We spoke with Daniel Shad, who works at Heritage of Pride, Inc. in New York City, about his experience so far with LGBT-U – and why it’s important to him to fight for LGBT-inclusive non-discrimination.
What stuck out to you about LGBT University that made you want to apply?
I had just finished my Master’s in Public Administration at New York University, and I wanted to get back into LGBT organizing in some capacity. I felt LGBT-U would be a good opportunity for me to get into the field and network with new people, and learn some new things along the way. I thought it might be a more introductory, basic program – but it wasn’t. I really learned a LOT of new things from even just that one week in Phoenix.
How did you get engaged with LGBT organizing?
I started volunteering in 2008 with the Courage Campaign right after Proposition 8 passed [and took away the freedom to marry for same-sex couples in California]. I was living in Orange County, and I was upset about the repeal, so I started running volunteer canvasses all over Orange County, talking about marriage equality with Californian’s. Because of that experience I was brought on to the Equality California field team, working on door-to-door canvassing to persuade voters to become more supportive of equality. That was a whole part of my life, for several years – and after that, I was hooked.
I joined the board of directors of the Orange County Equality Coalition, doing some advocacy work with them, and later became president of Orange County Pride in 2012, where I lead a team to mold Orange County LGBT Pride into its own organization.
Since moving to New York two and a half years ago, I’ve completed a few fellowships, including ones at the Tyler Clementi Foundation and Amnesty International. And now I work as an Event Manager forHeritage of Pride.
With so much experience organizing on LGBT issues, you may think you already know everything there is to know – but you said you learned a lot during LGBT-U…what sorts of things were most educational for you?
I really loved a lot of the messaging training we received, particularly when dealing with non-discrimination issues. That wasn’t something I was super up-to-speed on, and I didn’t know how to talk about it in an effective way, and the program really helped with that.
We did a training where we looked at what was actually working – looking at the most effective messaging in real time, as it was happening. The wealth of the knowledge at all times was so on point…and every presenter had a lot to offer.
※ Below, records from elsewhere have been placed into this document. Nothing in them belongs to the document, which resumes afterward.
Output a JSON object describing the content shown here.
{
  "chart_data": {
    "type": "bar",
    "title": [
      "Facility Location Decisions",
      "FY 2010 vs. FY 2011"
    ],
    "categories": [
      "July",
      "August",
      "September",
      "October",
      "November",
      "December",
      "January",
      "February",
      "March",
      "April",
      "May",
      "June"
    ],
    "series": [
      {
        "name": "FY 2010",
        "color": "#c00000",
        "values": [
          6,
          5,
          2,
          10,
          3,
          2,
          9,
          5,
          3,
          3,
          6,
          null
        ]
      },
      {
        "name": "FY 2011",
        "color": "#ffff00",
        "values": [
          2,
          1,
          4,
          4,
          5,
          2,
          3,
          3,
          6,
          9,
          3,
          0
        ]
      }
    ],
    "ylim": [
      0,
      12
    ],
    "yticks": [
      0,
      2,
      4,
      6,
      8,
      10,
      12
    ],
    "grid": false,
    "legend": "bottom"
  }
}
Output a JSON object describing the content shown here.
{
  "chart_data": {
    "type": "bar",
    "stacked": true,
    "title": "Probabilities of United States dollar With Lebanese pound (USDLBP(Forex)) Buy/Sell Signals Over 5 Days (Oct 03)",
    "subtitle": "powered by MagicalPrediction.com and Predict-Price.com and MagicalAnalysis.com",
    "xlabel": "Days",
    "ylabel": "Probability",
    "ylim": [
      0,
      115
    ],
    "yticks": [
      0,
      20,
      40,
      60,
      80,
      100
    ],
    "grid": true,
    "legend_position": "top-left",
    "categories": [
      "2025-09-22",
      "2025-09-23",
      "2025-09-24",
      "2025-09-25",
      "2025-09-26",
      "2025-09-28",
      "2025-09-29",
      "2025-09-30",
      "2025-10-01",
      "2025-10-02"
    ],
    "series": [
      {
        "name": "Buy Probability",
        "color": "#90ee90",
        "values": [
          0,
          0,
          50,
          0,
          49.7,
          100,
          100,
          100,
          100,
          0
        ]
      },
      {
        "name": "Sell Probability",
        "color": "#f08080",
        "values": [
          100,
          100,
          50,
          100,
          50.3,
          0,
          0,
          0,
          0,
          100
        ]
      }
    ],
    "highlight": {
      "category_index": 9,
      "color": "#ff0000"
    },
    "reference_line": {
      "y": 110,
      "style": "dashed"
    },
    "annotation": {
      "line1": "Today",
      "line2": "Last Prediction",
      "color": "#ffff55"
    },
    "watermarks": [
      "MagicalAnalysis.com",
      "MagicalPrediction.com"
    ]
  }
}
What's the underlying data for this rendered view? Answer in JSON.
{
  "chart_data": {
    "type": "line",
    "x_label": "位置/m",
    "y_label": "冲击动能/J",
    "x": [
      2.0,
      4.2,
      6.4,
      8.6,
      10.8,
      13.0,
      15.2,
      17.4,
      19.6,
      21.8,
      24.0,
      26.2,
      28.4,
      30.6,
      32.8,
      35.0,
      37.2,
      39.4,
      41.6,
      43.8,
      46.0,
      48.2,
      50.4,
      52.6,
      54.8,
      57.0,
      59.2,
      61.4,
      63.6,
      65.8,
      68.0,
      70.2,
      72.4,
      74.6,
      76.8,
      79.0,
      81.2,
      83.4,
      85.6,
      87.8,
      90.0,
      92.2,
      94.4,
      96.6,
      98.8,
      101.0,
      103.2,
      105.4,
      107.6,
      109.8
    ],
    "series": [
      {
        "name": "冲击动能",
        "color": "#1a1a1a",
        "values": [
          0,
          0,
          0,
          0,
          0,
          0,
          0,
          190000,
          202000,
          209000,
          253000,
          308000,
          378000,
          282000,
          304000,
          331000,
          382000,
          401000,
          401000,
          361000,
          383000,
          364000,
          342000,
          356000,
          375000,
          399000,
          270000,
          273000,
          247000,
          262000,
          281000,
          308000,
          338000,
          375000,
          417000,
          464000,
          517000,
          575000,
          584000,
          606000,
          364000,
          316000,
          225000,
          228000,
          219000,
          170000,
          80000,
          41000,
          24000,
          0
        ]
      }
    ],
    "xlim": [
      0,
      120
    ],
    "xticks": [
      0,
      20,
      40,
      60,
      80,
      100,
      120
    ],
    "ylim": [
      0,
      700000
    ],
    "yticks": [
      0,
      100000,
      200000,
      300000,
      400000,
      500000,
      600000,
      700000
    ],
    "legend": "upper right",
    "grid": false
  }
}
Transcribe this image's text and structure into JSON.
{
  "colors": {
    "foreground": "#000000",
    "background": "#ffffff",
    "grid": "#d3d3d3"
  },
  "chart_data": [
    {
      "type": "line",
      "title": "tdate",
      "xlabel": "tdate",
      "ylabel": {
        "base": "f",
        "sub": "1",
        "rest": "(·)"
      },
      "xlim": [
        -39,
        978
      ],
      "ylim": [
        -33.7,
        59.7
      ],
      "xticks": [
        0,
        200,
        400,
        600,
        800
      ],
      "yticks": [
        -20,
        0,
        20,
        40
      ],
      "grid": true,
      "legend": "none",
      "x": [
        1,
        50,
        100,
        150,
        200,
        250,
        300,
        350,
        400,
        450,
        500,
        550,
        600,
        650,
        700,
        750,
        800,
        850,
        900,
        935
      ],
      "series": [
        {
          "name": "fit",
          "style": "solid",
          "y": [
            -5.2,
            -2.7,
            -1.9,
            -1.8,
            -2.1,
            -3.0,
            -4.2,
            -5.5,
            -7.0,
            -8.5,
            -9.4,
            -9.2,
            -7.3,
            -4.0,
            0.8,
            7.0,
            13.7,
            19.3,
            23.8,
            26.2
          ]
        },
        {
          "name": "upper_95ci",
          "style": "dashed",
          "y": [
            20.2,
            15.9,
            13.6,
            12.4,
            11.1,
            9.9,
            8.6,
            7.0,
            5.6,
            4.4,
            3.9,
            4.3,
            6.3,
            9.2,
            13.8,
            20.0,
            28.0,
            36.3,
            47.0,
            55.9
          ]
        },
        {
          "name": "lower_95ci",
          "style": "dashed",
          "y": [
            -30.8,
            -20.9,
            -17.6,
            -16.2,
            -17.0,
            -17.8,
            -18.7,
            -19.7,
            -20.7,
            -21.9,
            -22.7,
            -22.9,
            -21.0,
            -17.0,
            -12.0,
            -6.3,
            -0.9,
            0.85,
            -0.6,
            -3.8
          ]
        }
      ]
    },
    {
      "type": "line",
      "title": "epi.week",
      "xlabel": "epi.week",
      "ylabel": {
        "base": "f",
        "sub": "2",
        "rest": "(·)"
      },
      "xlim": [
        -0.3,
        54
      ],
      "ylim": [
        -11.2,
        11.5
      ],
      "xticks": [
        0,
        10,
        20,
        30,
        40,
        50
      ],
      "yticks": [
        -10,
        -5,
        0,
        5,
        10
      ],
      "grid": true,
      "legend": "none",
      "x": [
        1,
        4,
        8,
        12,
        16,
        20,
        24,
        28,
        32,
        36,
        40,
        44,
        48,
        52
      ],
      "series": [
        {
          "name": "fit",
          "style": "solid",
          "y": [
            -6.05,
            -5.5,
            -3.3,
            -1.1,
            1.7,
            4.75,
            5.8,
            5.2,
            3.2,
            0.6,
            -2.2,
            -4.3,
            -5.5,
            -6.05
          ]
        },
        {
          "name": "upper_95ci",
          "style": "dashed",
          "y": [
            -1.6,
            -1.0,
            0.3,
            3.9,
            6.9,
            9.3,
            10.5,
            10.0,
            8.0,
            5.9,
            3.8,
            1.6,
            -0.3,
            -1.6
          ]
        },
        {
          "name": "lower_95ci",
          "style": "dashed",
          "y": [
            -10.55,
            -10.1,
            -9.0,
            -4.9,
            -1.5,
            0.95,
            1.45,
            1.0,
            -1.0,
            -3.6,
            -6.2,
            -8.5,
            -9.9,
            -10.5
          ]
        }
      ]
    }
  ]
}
What are some of the other unique parts about LGBT University that you’ve enjoyed?
Other than the Phoenix week, the best part about being in an apprenticeship like this is the ongoing interaction that takes place among the apprentices and the trainers as well. I really feel like more so than joining an apprentice program, I’ve joined a family of like-minded individuals who care about the same issues I care about and are going to be there to support each other.